The seven uses identified are:

  • Reading tags on garments hanging on a mobile metal rack
  • Reading tags on items in cases and on pallets going through a dock door portal
  • Reading tags on apparel at the point of sale
  • Reading tags on DVDs sitting in adjacent shelf slots in a display
  • Reading tags on vials and ampoules of liquids in a case
  • Reading tags on a mixture of consumer items in a plastic tote
  • Writing data to tags on vials on a production line

These represent some of the toughest scenarios end users will face when deploying RFID at the item-level. For instance, reading individual tags on items in cases and on pallets going through a dock door is a challenge because there may be dozens of items in each case, and many cases on a pallet. Interrogating each tag successfully in the second or two it takes for a pallet to travel through the read zone is difficult. Reading tiny tags on small vials is also complicated—the antennas are small and can't harvest much energy from the reader, and the tags are close to one another, creating potential interference issues. Reading a mixture of different items in random orientation in a tote can also be tricky, as it's not possible to ensure every tag is facing the interrogator antenna.
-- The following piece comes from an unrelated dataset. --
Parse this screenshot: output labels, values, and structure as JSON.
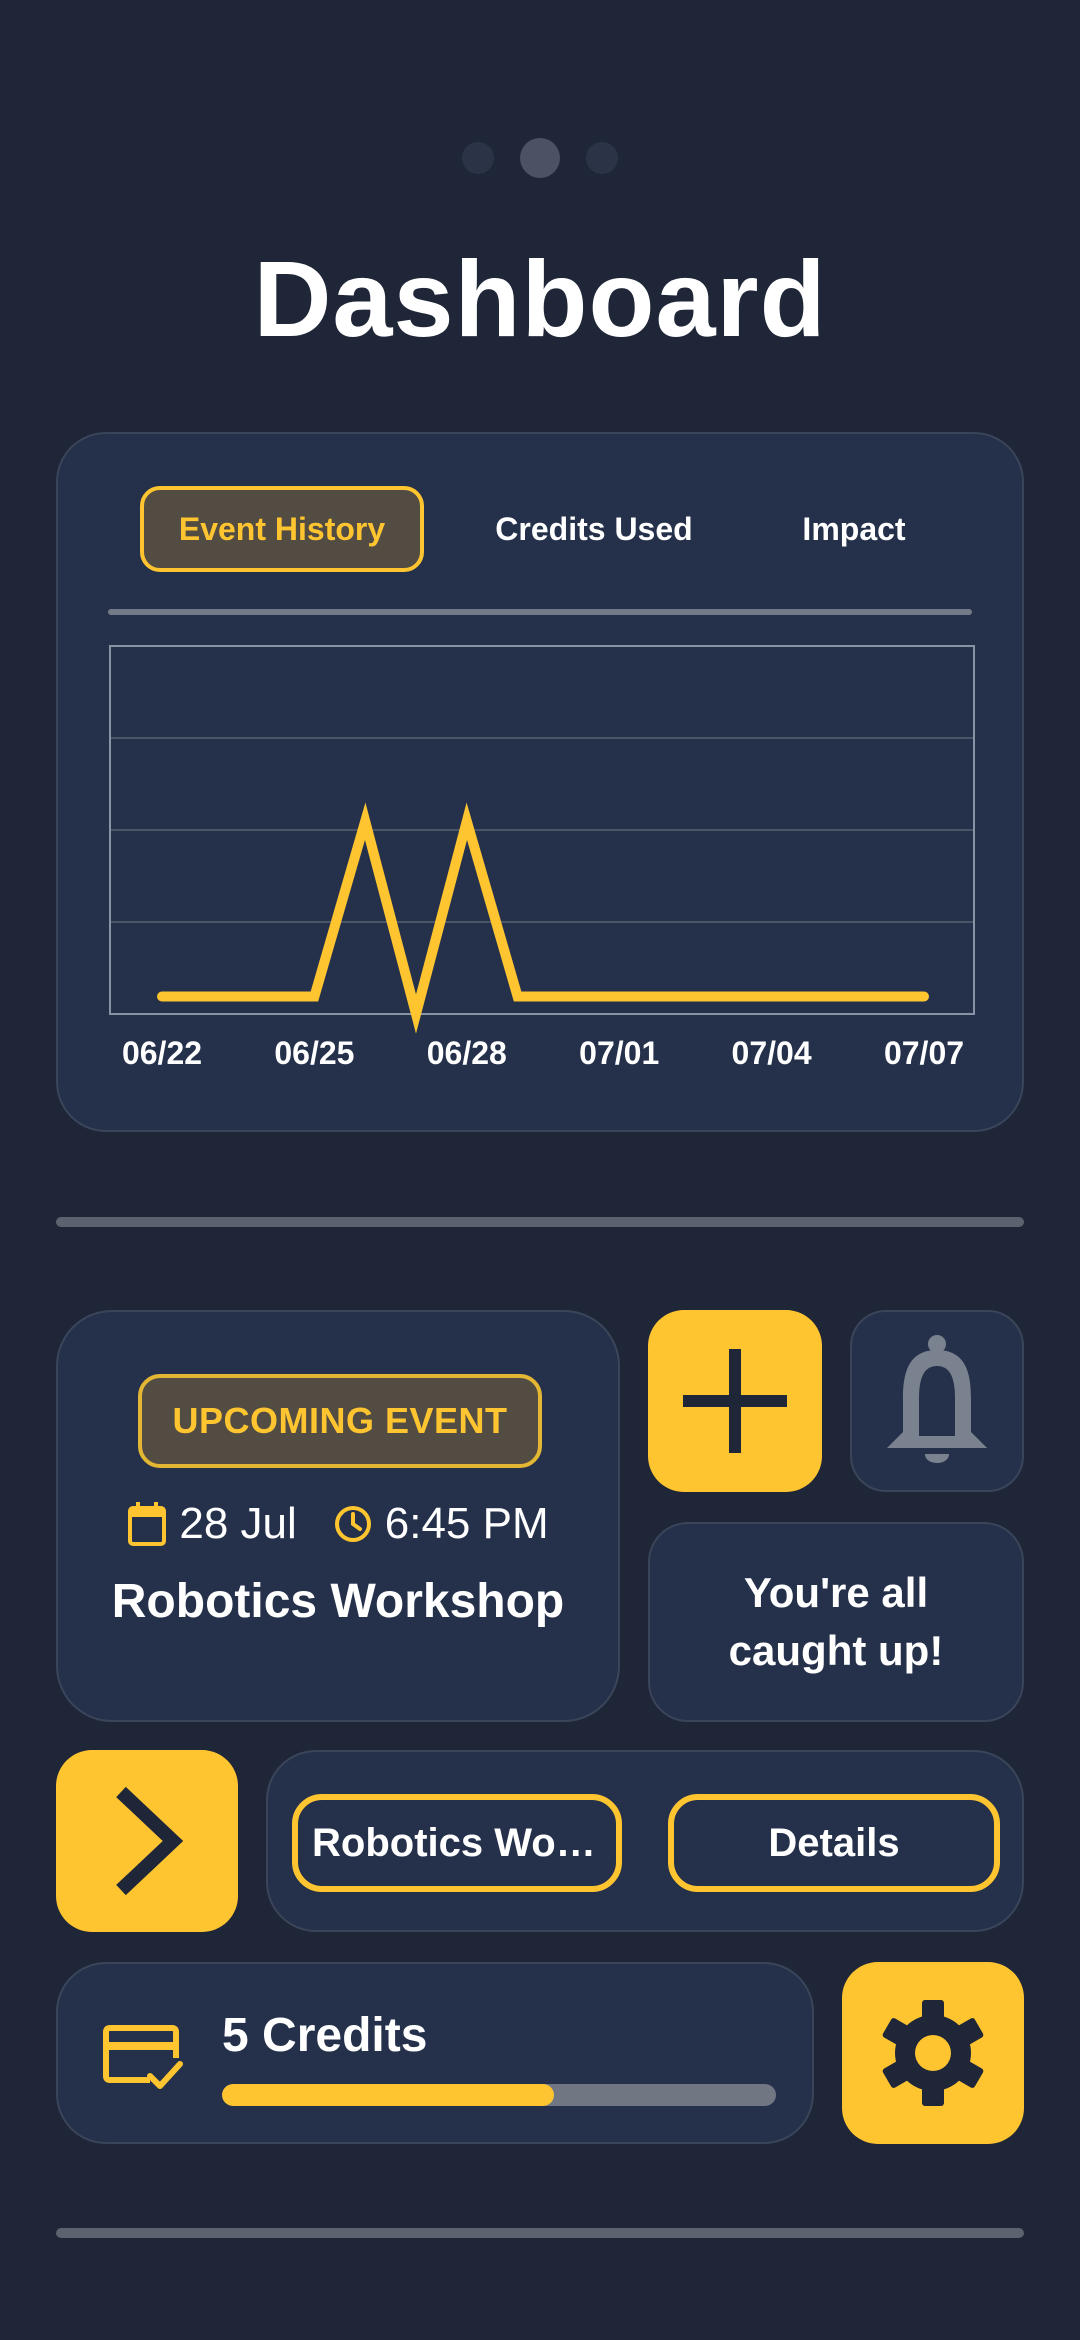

EPCglobal has invited vendors of RFID hardware, including UHF, HF and LF tags and readers, to participate in demonstrations of the seven scenarios. The demonstrations will be carried out for the members of the Hardware Action Group at a meeting on March 22 and 23.

The Hardware Action Group might decide that one technology works best, or that no one frequency works in all situations. After reviewing the results, the group will then decide what's required to create an item-level standard. If a new air-interface standard is deemed necessary, EPCglobal will begin working on it this year.

What the Hardware Action Group does next depends on the results of the technology demonstrations. "Our task might be as simple as publishing a set of guidelines about using an existing air-interface protocol, or as complex as creating a new air-interface protocol," says Hutchinson. "We're not going to know until technology demonstrations are done."